I Underestimated My Calories From Eating Out: Let me just throw this out there for you: a homemade hamburger does not have the same calories as a restaurant hamburger. Sorry to rain on your parade. But restaurants are going to use juicy, fatty hamburger meat, they’re going to butter that big, fat bun. And I guarantee the cheese is a thick slice of (not low calorie) cheese. So, a few years ago, I honestly would’ve estimated I was eating a restaurant hamburger for 400 calories (what it could be if I made it at home.) Wrong-o. That sucker could actually run me up to 1,000 calories. That’s a pretty big difference there. And this goes for all restaurant foods, not just burgers. So, if you want to get really serious about losing weight, you’ll want to be very careful about eating out. And if you do decide to eat out, carefully and realistically estimate your calories.
I Wasn’t Consistent: I would have a day where I would workout like crazy and my eating would be full of fruits and veggies. But then, I’d follow that by a weekend of pizza, beer, wings and cupcakes. That one day of eating well was easily overshadowed by my calorie-heavy weekend. All the good work I did during my week was negated (and then some.) Or better yet, I’d spend a few weeks cutting my calories so low that I’d burn myself out. You can’t eat a stupid low amount of calories and expect that to be sustainable. You’ll end up hitting a wall and not only just stop eating well, you’ll go the other direction by overeating and not caring at all about calories. In order to see results, you have to be consistent. Be patient. Slow and steady wins the race here, guys.

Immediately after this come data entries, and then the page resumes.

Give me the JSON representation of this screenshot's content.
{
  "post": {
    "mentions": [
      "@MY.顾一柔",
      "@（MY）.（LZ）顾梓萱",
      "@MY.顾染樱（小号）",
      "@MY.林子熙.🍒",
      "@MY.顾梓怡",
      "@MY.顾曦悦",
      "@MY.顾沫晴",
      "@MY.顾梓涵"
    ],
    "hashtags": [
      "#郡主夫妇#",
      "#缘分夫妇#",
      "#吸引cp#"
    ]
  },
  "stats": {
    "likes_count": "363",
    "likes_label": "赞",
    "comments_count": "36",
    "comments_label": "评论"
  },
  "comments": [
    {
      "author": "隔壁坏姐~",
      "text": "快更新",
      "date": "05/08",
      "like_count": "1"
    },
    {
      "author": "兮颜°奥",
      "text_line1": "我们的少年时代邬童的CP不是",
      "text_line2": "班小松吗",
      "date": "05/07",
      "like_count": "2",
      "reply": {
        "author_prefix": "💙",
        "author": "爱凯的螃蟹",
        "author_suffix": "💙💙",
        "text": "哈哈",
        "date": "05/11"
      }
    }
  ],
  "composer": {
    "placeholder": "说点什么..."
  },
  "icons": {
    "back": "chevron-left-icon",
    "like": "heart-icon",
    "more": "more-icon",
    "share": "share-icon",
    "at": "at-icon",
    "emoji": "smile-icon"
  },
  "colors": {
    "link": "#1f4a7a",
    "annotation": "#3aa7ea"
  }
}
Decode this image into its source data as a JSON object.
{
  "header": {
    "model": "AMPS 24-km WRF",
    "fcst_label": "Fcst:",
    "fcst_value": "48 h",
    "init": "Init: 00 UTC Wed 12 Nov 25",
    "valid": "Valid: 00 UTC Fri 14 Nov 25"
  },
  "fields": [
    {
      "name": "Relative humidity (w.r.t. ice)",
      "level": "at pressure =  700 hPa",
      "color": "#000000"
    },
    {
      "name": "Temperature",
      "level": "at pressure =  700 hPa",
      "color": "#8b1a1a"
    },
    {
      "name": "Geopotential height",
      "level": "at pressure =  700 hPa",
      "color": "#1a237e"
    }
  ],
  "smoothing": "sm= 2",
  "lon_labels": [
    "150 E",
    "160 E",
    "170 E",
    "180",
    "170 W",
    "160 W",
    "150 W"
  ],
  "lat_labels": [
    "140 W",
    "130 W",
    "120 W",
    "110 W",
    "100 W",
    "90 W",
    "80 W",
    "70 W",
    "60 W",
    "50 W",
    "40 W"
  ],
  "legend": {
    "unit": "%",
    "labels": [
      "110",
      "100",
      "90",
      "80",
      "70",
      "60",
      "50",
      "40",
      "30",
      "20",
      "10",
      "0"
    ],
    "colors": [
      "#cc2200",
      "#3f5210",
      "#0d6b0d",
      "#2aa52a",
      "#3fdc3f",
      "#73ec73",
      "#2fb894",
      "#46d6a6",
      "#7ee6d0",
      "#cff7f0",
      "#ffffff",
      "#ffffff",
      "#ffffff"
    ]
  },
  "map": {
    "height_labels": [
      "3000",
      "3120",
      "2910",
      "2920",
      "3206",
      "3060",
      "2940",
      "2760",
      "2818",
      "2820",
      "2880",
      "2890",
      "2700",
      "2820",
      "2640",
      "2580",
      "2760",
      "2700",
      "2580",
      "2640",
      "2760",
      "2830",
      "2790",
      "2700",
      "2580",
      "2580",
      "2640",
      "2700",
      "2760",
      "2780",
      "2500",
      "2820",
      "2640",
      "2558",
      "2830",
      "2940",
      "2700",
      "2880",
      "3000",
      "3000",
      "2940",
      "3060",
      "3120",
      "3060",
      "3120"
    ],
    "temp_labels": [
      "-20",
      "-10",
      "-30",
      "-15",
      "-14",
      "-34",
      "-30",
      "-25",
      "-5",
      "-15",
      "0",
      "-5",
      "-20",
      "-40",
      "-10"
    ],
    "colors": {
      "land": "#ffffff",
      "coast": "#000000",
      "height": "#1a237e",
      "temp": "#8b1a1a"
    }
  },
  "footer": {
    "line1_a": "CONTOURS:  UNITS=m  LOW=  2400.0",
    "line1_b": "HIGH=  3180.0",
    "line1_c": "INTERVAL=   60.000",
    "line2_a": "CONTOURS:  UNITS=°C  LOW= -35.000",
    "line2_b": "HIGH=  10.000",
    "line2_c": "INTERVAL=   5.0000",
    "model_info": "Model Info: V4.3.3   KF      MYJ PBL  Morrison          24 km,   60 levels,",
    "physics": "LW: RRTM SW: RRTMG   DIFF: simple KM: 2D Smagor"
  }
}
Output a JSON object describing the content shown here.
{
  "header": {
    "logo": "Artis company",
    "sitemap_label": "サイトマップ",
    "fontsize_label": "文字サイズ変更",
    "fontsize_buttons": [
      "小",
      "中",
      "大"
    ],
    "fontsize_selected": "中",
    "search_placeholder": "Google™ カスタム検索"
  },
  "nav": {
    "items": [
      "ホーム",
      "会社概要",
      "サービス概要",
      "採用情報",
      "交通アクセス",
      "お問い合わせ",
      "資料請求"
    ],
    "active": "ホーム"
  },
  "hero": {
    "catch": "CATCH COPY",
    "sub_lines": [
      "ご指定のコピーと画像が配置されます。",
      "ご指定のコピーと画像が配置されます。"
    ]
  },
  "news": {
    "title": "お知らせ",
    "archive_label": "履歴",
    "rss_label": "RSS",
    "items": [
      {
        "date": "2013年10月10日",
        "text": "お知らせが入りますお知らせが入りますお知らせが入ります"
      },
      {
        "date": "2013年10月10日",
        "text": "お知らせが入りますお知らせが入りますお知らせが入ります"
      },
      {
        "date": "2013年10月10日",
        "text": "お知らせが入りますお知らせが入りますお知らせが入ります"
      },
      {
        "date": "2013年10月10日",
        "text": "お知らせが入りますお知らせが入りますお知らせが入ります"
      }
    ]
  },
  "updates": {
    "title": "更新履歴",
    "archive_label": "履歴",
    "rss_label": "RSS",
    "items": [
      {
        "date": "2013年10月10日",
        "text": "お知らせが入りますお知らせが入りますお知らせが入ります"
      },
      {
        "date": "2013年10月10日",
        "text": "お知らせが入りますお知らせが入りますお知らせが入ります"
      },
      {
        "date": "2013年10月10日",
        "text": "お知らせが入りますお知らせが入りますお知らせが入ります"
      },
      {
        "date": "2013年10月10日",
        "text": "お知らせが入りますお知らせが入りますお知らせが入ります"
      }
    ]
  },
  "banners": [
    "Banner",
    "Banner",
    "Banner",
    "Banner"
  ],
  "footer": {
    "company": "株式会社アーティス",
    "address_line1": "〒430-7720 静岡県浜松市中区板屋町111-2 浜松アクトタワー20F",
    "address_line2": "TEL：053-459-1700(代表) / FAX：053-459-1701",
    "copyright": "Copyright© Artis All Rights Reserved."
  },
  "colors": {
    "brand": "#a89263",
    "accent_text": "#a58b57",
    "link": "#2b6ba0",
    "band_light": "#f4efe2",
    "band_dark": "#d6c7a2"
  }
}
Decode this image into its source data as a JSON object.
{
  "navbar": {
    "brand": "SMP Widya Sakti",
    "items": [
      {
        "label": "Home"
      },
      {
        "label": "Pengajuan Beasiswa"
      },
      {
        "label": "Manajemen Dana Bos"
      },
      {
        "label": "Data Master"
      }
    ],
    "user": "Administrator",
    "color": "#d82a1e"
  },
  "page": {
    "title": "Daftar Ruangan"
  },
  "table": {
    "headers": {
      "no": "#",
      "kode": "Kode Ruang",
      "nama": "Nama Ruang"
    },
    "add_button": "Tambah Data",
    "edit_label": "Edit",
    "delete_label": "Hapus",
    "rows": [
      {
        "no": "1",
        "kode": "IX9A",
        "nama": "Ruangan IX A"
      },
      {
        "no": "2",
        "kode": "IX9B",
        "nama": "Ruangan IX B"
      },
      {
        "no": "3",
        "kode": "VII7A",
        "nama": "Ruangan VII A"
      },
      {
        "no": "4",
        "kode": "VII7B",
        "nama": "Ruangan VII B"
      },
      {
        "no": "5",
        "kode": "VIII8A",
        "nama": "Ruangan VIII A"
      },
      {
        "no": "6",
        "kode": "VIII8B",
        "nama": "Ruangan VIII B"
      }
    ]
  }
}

I Didn’t Have Accountability Partners: this is a super important topic (and one worthy of its own blog another day.) When I couldn’t lose weight, I did not have an accountability partner to help with my weight loss. Now, an accountability partner isn’t just a friend you just sit around with and complain about how tight your jeans are. This is a support system that is committed to helping you reach your goals. Now, I am incredibly lucky to have a whole crew of girls (and an awesome hubby) that hold this title for me. When I don’t have motivation to workout, I just text one of my accountability girls and they’re right there with encouragement or a reminder of my goals. Same thing with my eating: if I’m struggling with cravings, temptation or just staying on track with healthy food choices, I just pick up my phone and call one of my accountability partners. They’re there to offer to go for a jog, meet at the gym or just commiserate at how it’s awful that broccoli does not taste anything like chocolate cake.
Y’all, I’ve been there. I’ve literally stood over that scale with that helpless feeling of “I don’t know how to do this.” Weight loss is both incredibly easy and incredibly hard. But once you commit to it, and I mean really commit to it deep down in your bones (not just giving it lip service) it can be done. The tips above were ones that really proved a turning point and “ah ha” moment in my fitness career. Hope they’ll do the same for you.